My underwear is on backwards but I don’t care.
He shoots me as I button my shirt. I button it up almost to the top.
“I want to taste me in you,” he says, tossing the camera on the bed. He comes over to me and takes my face in his hands. He kisses me. His tongue running across my teeth, filling up my mouth, looking.
I look past his head at the wall. I want to pull away. It’s time to go. I have to get home.
He presses up against me. Mashing his pelvis into mine. My bladder is full; I’ve got to piss.
He pulls away. “Let’s go.”
We go.
Downstairs, his roommate is sitting on the sofa chain-smoking and watching TV. I have a hunch that she is his failed attempt at heterosexuality. “Hi, honey,” she says to me. “What are you, like seventeen?”
“Thirteen,” I tell her.
She is fat. She is fat in a way that suggests she always has been, always will be, fat. When she raises her cigarette to her lips, I see that her fingernails are dirty and chewed. Her hair is a ravage of tangles, shoulder-length and the color of straw. A tiny gold cross hangs from a dainty chain around her neck. She is too large for this cross.
“Beer?”
I tell her no. She strikes me as somebody who has tasted a lot of semen. I want to ask her if it all tastes like alfalfa sprouts, or if it’s just something funky with him.
Neil says, “I’ll be back in a while. I gotta take him home.”
“Pick me up some more smokes,” she says. She coughs. She takes another drag and turns her face back to the TV. Mannix.
Neil takes his keys off the kitchen table, crumbs sticking to his fingers as he swipes. He gives them a toss into the air and catches them. “Ready?”
Of course I’m ready, I think.
We walk outside. I can see my breath, so I hold it. I want to keep it inside. I feel exposed. Enough of me has escaped into the air for the evening.
Neil opens the passenger door for me, like I’m a girl. And suddenly, I feel like a girl. I am ashamed. The door isn’t locked.
He walks around to his side and slides in. He starts the car.
The seats are freezing. I move my legs together, then I slide my hands beneath them.

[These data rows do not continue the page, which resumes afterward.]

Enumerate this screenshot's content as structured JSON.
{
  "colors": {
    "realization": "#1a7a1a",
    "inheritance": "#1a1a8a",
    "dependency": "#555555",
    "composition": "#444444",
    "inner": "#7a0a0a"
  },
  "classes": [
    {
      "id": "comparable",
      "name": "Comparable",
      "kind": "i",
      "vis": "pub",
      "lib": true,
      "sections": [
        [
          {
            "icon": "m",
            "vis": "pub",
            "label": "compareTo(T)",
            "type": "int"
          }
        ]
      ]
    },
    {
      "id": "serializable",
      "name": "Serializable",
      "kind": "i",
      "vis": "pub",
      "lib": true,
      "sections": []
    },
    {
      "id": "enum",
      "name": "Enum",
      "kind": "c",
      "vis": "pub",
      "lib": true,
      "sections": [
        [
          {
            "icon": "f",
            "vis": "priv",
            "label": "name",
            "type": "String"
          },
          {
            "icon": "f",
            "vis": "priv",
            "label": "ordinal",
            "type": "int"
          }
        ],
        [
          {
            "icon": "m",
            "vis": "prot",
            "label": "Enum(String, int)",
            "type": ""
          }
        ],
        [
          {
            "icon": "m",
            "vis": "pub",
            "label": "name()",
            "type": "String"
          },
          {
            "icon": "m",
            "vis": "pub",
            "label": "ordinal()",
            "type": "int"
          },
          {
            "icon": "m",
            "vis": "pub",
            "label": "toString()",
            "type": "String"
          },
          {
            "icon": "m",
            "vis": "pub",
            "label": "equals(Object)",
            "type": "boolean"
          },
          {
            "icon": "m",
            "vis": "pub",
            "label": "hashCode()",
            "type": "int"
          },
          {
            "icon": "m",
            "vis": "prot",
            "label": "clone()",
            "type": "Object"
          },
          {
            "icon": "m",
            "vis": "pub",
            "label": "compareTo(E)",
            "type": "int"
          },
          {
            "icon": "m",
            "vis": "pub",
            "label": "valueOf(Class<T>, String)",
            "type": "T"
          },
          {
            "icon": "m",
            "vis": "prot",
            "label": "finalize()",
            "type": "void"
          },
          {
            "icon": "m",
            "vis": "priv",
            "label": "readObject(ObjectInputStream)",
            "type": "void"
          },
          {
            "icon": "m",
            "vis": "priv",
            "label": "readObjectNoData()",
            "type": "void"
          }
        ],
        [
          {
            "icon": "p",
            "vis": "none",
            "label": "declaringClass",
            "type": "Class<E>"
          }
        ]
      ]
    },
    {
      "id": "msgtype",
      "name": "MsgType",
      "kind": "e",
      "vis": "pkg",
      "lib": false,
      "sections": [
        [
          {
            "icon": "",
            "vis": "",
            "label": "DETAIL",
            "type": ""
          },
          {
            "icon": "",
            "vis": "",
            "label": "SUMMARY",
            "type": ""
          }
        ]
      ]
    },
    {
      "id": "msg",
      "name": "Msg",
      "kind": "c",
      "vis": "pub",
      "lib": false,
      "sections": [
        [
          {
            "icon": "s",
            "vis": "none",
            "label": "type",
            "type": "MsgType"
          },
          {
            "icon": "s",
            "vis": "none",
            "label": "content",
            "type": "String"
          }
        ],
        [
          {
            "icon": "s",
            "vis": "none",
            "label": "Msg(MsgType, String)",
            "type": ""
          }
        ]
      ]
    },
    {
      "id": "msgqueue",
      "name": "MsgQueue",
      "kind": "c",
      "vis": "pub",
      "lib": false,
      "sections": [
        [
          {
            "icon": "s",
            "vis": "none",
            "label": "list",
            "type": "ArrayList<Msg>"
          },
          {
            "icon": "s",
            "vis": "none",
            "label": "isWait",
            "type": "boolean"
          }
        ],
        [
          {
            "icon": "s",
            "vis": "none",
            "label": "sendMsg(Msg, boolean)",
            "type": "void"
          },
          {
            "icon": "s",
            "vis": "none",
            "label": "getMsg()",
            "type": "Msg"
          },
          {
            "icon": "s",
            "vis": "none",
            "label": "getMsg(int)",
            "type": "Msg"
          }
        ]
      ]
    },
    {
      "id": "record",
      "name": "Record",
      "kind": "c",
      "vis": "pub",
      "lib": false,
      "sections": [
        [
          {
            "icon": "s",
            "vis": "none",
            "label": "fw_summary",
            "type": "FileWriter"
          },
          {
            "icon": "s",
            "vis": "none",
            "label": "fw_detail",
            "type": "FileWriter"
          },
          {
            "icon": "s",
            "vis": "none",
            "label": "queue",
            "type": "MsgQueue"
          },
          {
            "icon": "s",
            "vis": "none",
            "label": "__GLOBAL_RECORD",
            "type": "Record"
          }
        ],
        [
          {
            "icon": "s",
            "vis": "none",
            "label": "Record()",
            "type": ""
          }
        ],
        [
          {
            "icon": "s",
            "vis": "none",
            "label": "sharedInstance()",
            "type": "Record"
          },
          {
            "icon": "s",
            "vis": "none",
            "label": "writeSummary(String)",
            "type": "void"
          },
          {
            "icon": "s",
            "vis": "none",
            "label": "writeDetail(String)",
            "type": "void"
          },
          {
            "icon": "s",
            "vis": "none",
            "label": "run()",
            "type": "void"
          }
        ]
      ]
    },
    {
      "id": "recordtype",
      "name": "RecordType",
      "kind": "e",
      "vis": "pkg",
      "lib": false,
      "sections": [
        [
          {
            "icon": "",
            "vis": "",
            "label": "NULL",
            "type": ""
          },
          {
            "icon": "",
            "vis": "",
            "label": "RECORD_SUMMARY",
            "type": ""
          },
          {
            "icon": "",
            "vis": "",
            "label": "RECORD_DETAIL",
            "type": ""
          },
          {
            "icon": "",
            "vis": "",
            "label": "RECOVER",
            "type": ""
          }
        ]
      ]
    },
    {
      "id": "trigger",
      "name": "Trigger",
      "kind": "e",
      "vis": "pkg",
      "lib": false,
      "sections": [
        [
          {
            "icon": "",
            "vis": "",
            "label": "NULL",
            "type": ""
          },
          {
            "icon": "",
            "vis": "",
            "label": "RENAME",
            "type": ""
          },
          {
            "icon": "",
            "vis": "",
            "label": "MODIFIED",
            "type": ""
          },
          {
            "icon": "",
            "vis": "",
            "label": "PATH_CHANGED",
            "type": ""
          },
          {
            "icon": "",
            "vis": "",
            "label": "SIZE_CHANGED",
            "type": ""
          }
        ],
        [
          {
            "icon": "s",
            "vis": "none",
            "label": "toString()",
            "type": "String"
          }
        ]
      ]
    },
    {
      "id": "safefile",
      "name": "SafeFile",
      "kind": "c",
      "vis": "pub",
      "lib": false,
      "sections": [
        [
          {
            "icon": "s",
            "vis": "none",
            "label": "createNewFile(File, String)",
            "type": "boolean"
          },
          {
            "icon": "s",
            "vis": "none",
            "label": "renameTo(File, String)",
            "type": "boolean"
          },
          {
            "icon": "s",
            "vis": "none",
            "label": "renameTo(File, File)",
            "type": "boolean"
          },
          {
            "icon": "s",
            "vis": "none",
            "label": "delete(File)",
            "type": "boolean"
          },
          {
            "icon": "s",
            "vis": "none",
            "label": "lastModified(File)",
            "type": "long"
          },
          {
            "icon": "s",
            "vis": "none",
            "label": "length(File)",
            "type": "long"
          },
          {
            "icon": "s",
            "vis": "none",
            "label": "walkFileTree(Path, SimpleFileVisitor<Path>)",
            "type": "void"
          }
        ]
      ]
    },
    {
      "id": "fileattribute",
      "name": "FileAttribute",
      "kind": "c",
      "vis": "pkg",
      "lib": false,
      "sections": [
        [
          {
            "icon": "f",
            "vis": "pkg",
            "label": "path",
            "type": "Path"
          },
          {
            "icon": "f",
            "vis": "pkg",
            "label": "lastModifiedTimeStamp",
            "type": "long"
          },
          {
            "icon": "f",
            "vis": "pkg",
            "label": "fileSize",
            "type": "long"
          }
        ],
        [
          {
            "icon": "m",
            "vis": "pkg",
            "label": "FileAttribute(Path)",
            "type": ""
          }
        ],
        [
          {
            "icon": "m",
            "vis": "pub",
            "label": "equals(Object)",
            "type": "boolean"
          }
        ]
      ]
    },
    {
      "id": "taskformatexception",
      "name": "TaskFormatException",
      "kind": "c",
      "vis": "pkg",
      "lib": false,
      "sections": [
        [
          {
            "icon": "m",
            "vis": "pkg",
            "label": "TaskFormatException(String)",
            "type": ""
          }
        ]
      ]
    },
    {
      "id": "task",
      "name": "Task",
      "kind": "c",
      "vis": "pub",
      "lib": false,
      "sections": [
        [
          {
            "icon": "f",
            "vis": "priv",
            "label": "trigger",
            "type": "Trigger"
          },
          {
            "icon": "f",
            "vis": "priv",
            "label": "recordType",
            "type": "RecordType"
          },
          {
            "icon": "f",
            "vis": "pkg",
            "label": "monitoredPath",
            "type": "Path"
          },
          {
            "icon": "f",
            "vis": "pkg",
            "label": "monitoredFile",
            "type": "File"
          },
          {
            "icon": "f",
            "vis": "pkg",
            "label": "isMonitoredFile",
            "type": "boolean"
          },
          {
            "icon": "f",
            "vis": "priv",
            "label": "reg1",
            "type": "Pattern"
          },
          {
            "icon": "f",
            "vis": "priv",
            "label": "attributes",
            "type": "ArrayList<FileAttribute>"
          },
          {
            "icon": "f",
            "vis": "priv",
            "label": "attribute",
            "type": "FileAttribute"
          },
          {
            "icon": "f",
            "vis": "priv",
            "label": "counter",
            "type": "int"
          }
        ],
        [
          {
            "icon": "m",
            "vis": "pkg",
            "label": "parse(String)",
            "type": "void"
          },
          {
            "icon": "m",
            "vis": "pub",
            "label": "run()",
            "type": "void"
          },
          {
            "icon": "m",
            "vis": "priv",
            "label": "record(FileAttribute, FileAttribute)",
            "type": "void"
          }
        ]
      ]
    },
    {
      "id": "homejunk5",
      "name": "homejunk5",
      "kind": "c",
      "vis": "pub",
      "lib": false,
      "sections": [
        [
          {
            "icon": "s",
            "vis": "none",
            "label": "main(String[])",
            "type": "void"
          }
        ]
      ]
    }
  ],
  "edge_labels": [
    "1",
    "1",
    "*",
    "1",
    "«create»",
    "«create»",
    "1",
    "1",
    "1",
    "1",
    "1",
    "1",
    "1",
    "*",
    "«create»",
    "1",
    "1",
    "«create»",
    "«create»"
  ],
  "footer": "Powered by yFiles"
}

I look back at the house. The window near the door provides a dull, yellow light, mixed with some blue light from the TV in the other room. All the other windows are dark. The house itself is dark; during the day it’s probably gray or brown. At night, it’s black. There is no lawn. Just dirt and gravel where a lawn could go.
“You okay with what happened?” Neil asks, pulling onto Route 5.
I say, “Yeah. Sure.”
“Good. I hope I didn’t hurt you.” He turns to me. “Because I didn’t want to do that, hurt you.”
I nod.
“I just wanted to show you, you know, what you were in for. Being gay and all.”

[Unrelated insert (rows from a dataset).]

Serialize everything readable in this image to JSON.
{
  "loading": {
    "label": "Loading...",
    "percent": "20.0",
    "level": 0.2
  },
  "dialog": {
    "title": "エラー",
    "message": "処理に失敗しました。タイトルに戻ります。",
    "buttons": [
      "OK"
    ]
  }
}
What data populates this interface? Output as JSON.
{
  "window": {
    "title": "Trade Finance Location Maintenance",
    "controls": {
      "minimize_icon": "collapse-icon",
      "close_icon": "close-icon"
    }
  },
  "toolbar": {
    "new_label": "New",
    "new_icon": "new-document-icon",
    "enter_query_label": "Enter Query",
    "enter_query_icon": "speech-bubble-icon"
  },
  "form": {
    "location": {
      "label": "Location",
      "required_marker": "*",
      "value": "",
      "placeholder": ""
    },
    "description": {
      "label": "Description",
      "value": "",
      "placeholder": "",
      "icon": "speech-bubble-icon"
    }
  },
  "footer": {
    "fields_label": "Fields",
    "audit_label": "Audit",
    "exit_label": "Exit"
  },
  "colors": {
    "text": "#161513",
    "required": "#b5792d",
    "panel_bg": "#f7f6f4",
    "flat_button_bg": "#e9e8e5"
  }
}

“Yeah,” I say. I say it softly. I hardly say it. Or maybe I don’t even say it. Maybe I only think it.
We don’t speak for the rest of the drive. My window fogs and this makes me feel like there is no world outside of the car.
Again, that feeling that everything has changed. And the sensation, very real, of spinning.
Hope is awake when I walk in the door. She’s in the TV room, sitting on the couch, her legs tucked up beneath her. “Hi there,” she says.
“Hey, Hope.”
“Did you have fun with Neil?”
I make a smile. “Yeah, it was fun. He showed me his photographs.”
Hope unfolds her legs and reaches behind her head to scratch. “Oh yeah? That’s great. Did you two talk?”
I step further into the room. The TV is flipping. Why doesn’t she adjust the vertical hold?